Electronic properties of individual CsPbI2Br nanocrystals investigated by LT-STM

• Published in: Functional materials letters Vol. 17; no. 4
• Main Authors: Li, Jianmin, Zhao, Han, Ma, Kang, Fu, Yikai, Dai, Haitao, Sun, Zhixiang, Gao, Hong-Ying
• Format: Journal Article
• Language: English
• Published: Singapore World Scientific Publishing Company 01.05.2024; World Scientific Publishing Co. Pte., Ltd
• Subjects: Electronic properties; Electronic structure; Energy gap; Excitation spectra; Excitons; Gold; Ion migration; Low temperature; Metal halides; Microscopy; Nanocrystals; Optoelectronics; Perovskites; Pyrolytic graphite; Scanning tunneling microscopy; Substrates; Thin films; Metal halide perovskite nanocrystals; scanning tunneling microscopy; electronic structure
• ISSN: 1793-6047; 1793-7213
• DOI: 10.1142/S1793604724500103

Solution-processed metal halide perovskite nanocrystals show promise for various potential optoelectronic applications and the exploration of the fundamental physics underlying them.

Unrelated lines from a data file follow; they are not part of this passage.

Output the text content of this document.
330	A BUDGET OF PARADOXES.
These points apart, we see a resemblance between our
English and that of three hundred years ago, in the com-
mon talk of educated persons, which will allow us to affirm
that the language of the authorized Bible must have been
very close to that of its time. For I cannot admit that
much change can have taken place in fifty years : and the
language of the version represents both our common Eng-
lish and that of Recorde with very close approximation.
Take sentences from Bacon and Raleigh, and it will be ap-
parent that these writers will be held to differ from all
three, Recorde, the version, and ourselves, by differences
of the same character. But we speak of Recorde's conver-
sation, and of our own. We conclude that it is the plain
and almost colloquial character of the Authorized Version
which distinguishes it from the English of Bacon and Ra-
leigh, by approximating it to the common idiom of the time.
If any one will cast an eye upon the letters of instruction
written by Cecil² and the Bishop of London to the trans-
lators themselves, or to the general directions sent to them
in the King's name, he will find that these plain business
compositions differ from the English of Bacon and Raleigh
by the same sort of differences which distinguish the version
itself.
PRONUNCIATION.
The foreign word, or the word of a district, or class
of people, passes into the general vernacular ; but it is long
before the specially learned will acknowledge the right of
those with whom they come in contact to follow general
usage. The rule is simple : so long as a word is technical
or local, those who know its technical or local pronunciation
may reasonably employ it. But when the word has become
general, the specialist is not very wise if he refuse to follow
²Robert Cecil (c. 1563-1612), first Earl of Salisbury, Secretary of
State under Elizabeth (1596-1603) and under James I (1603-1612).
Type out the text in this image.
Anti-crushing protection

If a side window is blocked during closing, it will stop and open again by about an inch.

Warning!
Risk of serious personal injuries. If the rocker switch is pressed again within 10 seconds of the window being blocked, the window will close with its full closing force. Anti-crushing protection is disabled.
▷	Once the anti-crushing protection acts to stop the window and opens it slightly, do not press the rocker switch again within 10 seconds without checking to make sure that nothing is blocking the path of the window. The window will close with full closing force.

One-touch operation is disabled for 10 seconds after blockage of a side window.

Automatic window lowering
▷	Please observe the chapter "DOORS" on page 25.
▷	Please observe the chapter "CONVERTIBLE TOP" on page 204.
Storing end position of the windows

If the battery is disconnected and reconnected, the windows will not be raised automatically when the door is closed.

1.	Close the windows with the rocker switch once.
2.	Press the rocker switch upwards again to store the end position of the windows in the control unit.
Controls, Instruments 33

However, the electronic properties of individual nanocrystals have not been thoroughly studied. Here, we applied low-temperature scanning tunneling microscopy to investigate the properties of metal halide perovskite CsPbI2Br nanocrystals with a diameter in the range of 10–20 nm. Sub-monolayer dispersions of the nanocrystal on highly oriented pyrolytic graphite and gold thin film substrates were achieved. Using scanning tunneling microscopy, we resolved topographies of individual nanocrystals on the gold film, and their electronic properties were probed by scanning tunneling spectroscopy. In our experiment, no obvious dependence of the extracted energy gap on the nanocrystal size and shape was found, which is consistent with the reported small exciton Bohr radius in metal halide perovskite materials. Additionally, we observed that the energy gaps of some nanocrystals are smaller than that of the bulk, suggesting the influence of factors such as deep-level defects/traps, ion migration, etc. on the electronic structure.